What to buy: Buy what you need. Buy what you want. But in most cases, I would suggest that you should be shopping for things in Mexico made by Mexicans. Look for unique handcrafted items and beware of the existence of machine manufactured substitutes or imported substitutes brought in specifically for the tourist trade. In a "warnings tip " I gave some of the don'ts, here are some do's:
1. Be prepared to take some time to enjoy the process.
2. Look, touch, smell and ask about lots of the items even it is only with sign language. Try to learn more about quality and its relationship to price.
3. Smile, laugh, shake hands.
4. Feel free to praise without indicating a commitment to buy or even bargain on what you see.
5. Show that you are interested in buying, but are not committed to it. You are more than 'just looking'. You may notice that if you carry a bag that looks like you just bought something you will be offered better prices. (Remember never accept a first offer.)
6. Check out other shops for similar items.

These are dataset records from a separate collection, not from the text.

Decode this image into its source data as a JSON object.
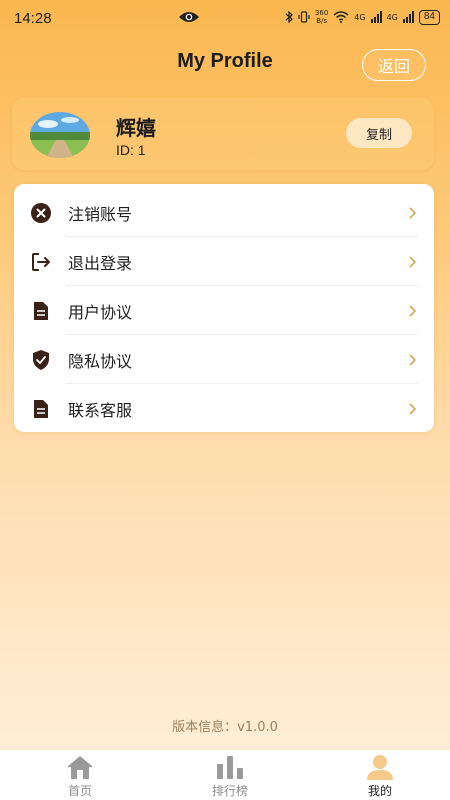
{
  "status_bar": {
    "time": "14:28",
    "net_speed_top": "360",
    "net_speed_bottom": "B/s",
    "net1": "4G",
    "net2": "4G",
    "battery": "84"
  },
  "header": {
    "title": "My Profile",
    "back_label": "返回"
  },
  "profile": {
    "name": "辉嬉",
    "id_text": "ID: 1",
    "copy_label": "复制"
  },
  "menu": {
    "items": [
      {
        "label": "注销账号",
        "icon": "close-circle-icon"
      },
      {
        "label": "退出登录",
        "icon": "logout-icon"
      },
      {
        "label": "用户协议",
        "icon": "document-icon"
      },
      {
        "label": "隐私协议",
        "icon": "shield-check-icon"
      },
      {
        "label": "联系客服",
        "icon": "document-icon"
      }
    ]
  },
  "version": "版本信息：v1.0.0",
  "bottom_nav": {
    "items": [
      {
        "label": "首页",
        "icon": "home-icon",
        "active": false
      },
      {
        "label": "排行榜",
        "icon": "bar-chart-icon",
        "active": false
      },
      {
        "label": "我的",
        "icon": "person-icon",
        "active": true
      }
    ]
  },
  "colors": {
    "icon_brown": "#3b2218",
    "chevron": "#d9a552",
    "accent_gradient_top": "#fbb74f",
    "nav_active_icon": "#f5c98a",
    "nav_inactive_icon": "#9a9a9a"
  }
}
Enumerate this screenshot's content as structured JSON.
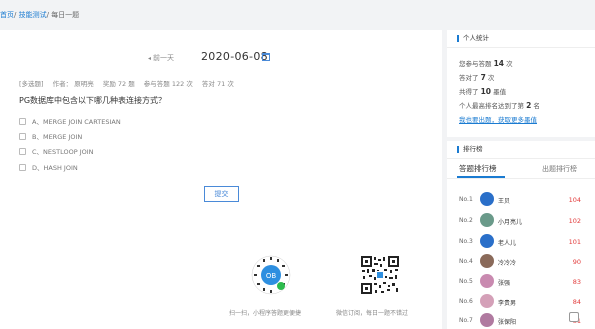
{
  "breadcrumb": {
    "home": "首页",
    "sep1": "/",
    "section": "技能测试",
    "sep2": "/",
    "current": "每日一题"
  },
  "date_nav": {
    "prev_label": "前一天",
    "date": "2020-06-08"
  },
  "question": {
    "type": "[多选题]",
    "author": "作者： 原明亮",
    "points": "奖励 72 题",
    "participants": "参与答题 122 次",
    "accuracy": "答对 71 次",
    "text": "PG数据库中包含以下哪几种表连接方式？",
    "options": [
      "A、MERGE JOIN CARTESIAN",
      "B、MERGE JOIN",
      "C、NESTLOOP JOIN",
      "D、HASH JOIN"
    ],
    "submit_label": "提交"
  },
  "qr": {
    "left_caption": "扫一扫，小程序答题更便捷",
    "right_caption": "微信订阅，每日一题不错过",
    "left_logo": "OB"
  },
  "personal_stats": {
    "title": "个人统计",
    "line1_prefix": "您参与答题",
    "line1_value": "14",
    "line1_suffix": "次",
    "line2_prefix": "答对了",
    "line2_value": "7",
    "line2_suffix": "次",
    "line3_prefix": "共得了",
    "line3_value": "10",
    "line3_suffix": "墨值",
    "line4_prefix": "个人最高排名达到了第",
    "line4_value": "2",
    "line4_suffix": "名",
    "link": "我也要出题，获取更多墨值"
  },
  "leaderboard": {
    "title": "排行榜",
    "tab_active": "答题排行榜",
    "tab_other": "出题排行榜",
    "rows": [
      {
        "rank": "No.1",
        "name": "王贝",
        "score": "104",
        "color": "#2a6fc9"
      },
      {
        "rank": "No.2",
        "name": "小月亮儿",
        "score": "102",
        "color": "#6a9a8a"
      },
      {
        "rank": "No.3",
        "name": "老人儿",
        "score": "101",
        "color": "#2a6fc9"
      },
      {
        "rank": "No.4",
        "name": "冷冷冷",
        "score": "90",
        "color": "#8a6a5a"
      },
      {
        "rank": "No.5",
        "name": "张强",
        "score": "83",
        "color": "#c98ab0"
      },
      {
        "rank": "No.6",
        "name": "李贵男",
        "score": "84",
        "color": "#d4a0b8"
      },
      {
        "rank": "No.7",
        "name": "张保阳",
        "score": "81",
        "color": "#b07aa0"
      }
    ]
  }
}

7. Always offer a price lower than you are willing to pay. (How much lower depends on how comfortable you are with your understanding of the market price and your style of bargaining.)
8. Consider buying more than one for a discount.
9. Show interest and disinterest at the same time. "I like it, but it has this flaw. . .and your price is too high." (This can be done non-verbally.)
10. Walk away if you can not get a price you want to pay. (If you are not leaving the market, you might just pass by on your way out to give the vendor a second chance at your best offer.)
Also you will find that a final offer is more effective if it is a single bill or handful of bills and coins which empty the wallet or pocket.
11. Know the exchange rate.
What to pay: Only pay what you want to pay but expect to spend every peso you have in your pocket and then some. I have sometimes used being pushed to my dollar reserve to my advantage. For example, I have on occasion used the dollar exchange as a last step to speed up reaching my price. Lets say the exchange rate is 11 pesos to the dollar. The vendor has reached a price of 125 pesos and I have only come up to offering 105 pesos but would agree to 110, yet it now looks like we have reached that little impasse which threatens the deal. Rather than walk away, or make a final offer of 110 and walk away, I pull out a crisp new 10 dollar bill and offer it as payment in full. The vendor understands but probably pulls out a little calculator to try to show that $10 is only 100 pesos. Still he or she eventually agrees for "his friend". I do not know why this works, but it does. Maybe it is just the single bill effect. Good luck.